Lieber Will Smith,

ich würde Ihnen gern sagen, dass ich toll fand, was Sie bei der Oscar-Verleihung für Ihre Frau getan haben, aber … Ich tue es nicht. Auch wenn ich den Impuls, der Sie dazu veranlasst hat, einen Mann zu schlagen, nachvollziehen kann.

Chris Rock ist Ihrer Frau zu nahe getreten, und auch wenn Sie vermutlich schon mehr als einmal mitbekommen haben, dass sie sich wegen ihres Haarausfalls dumme Sprüche anhören musste, war in diesem Moment offenbar Ihre rote Linie überschritten. So etwas kommt vor, und in so einem Moment denkt man, wenn überhaupt, nicht mehr viel, oder?
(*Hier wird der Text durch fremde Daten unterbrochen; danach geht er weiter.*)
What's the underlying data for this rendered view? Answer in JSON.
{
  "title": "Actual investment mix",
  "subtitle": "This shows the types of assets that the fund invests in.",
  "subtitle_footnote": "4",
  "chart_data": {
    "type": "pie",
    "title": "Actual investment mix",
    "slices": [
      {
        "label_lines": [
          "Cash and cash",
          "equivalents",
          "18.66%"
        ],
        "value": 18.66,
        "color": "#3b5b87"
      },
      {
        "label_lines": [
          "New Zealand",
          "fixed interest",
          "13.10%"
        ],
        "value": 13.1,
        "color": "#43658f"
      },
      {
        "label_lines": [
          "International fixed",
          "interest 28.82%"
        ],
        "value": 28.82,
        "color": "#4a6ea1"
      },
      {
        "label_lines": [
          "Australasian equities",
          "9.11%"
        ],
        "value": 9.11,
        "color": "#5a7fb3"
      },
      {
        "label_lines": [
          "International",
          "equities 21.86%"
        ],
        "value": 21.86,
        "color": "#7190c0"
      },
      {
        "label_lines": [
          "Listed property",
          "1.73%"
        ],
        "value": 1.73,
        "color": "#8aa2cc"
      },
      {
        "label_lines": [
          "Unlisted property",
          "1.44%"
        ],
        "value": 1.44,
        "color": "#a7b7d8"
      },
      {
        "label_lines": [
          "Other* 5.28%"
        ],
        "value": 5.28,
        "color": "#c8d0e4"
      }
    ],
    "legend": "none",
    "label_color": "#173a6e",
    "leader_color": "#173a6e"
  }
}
Als jemand, der das Ganze zeitverzögert und nur aus der Ferne beobachtet hat, habe ich natürlich gut reden. Ach, wäre er doch einfach sitzen geblieben! Mensch, hätte er das nicht lieber mit einem witzigen Kommentar lösen können? Hätten Sie bestimmt, aber da war der von ihrem Gehirn verschickte Befehl an Ihre Beine, auf die Bühne zu stürmen, nicht mehr rückgängig zu machen.
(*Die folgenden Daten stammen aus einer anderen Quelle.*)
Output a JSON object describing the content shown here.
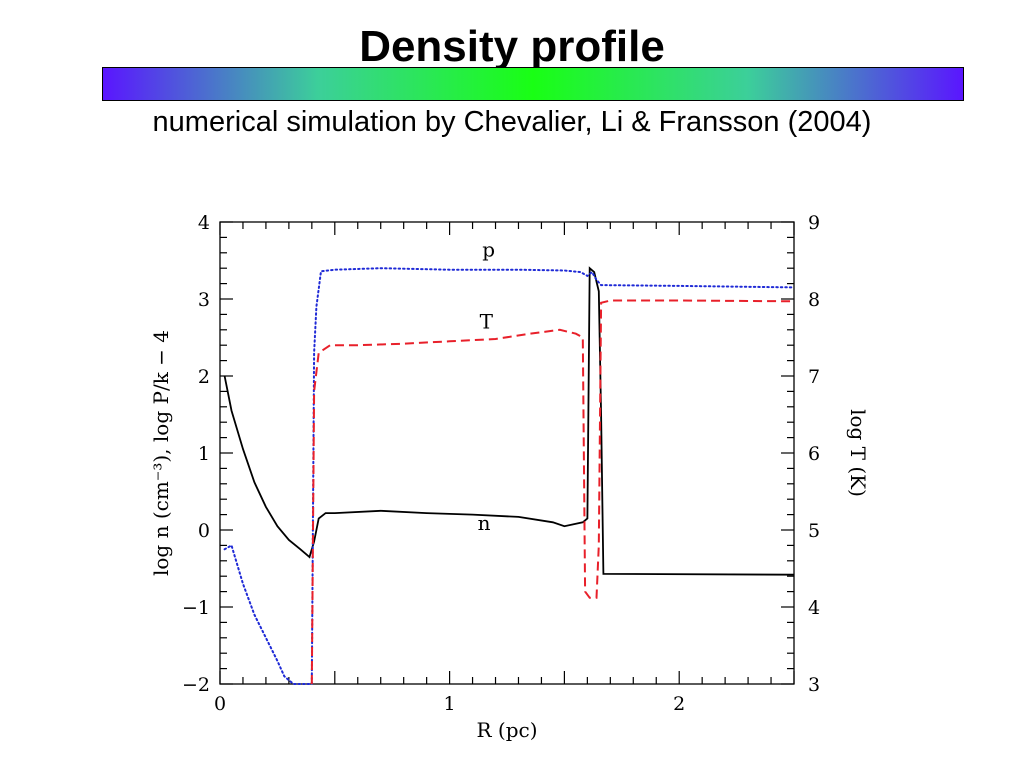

Affekthandlung nennt man so das, vor Gericht könnten Sie mildernde Umstände geltend machen. Aber so weit wird es nicht kommen. Ich will nicht klein reden, was Sie getan haben, aber vielleicht können Sie sich mit Chris Rock zur Wiedergutmachung darauf einigen, dass Sie für einen guten Zweck richtig tief in die Tasche greifen. Das macht nichts ungeschehen, es macht auch nichts besser, aber vielleicht würden sich alle Beteiligten dann besser fühlen.

Der wenig später mit einem Oscar ausgezeichnete Schauspieler Will Smith (rechts) ohrfeigt den Komiker Chris Rock während der live ...
Der wenig später mit einem Oscar ausgezeichnete Schauspieler Will Smith (rechts) ohrfeigt den Komiker Chris Rock während der live ausgestrahlten Gala. | Bild: Robyn Beck/AFP

Das könnte vielleicht auch all die besänftigen, deren Erfolge von dem Eklat überschattet wurden. In dieser Woche wurde im Wesentlichen über einen Oscar-Gewinner berichtet, nämlich über Sie. So schlagzeilensüchtig können Sie gar nicht sein, dass Ihnen das gefallen würde.

Aber Angst um Ihre Trophäe müssen Sie wohl nicht haben – denn wie würde es aussehen, Ihnen die jetzt wegzunehmen, nachdem sie Ihnen trotz allem übergeben worden war?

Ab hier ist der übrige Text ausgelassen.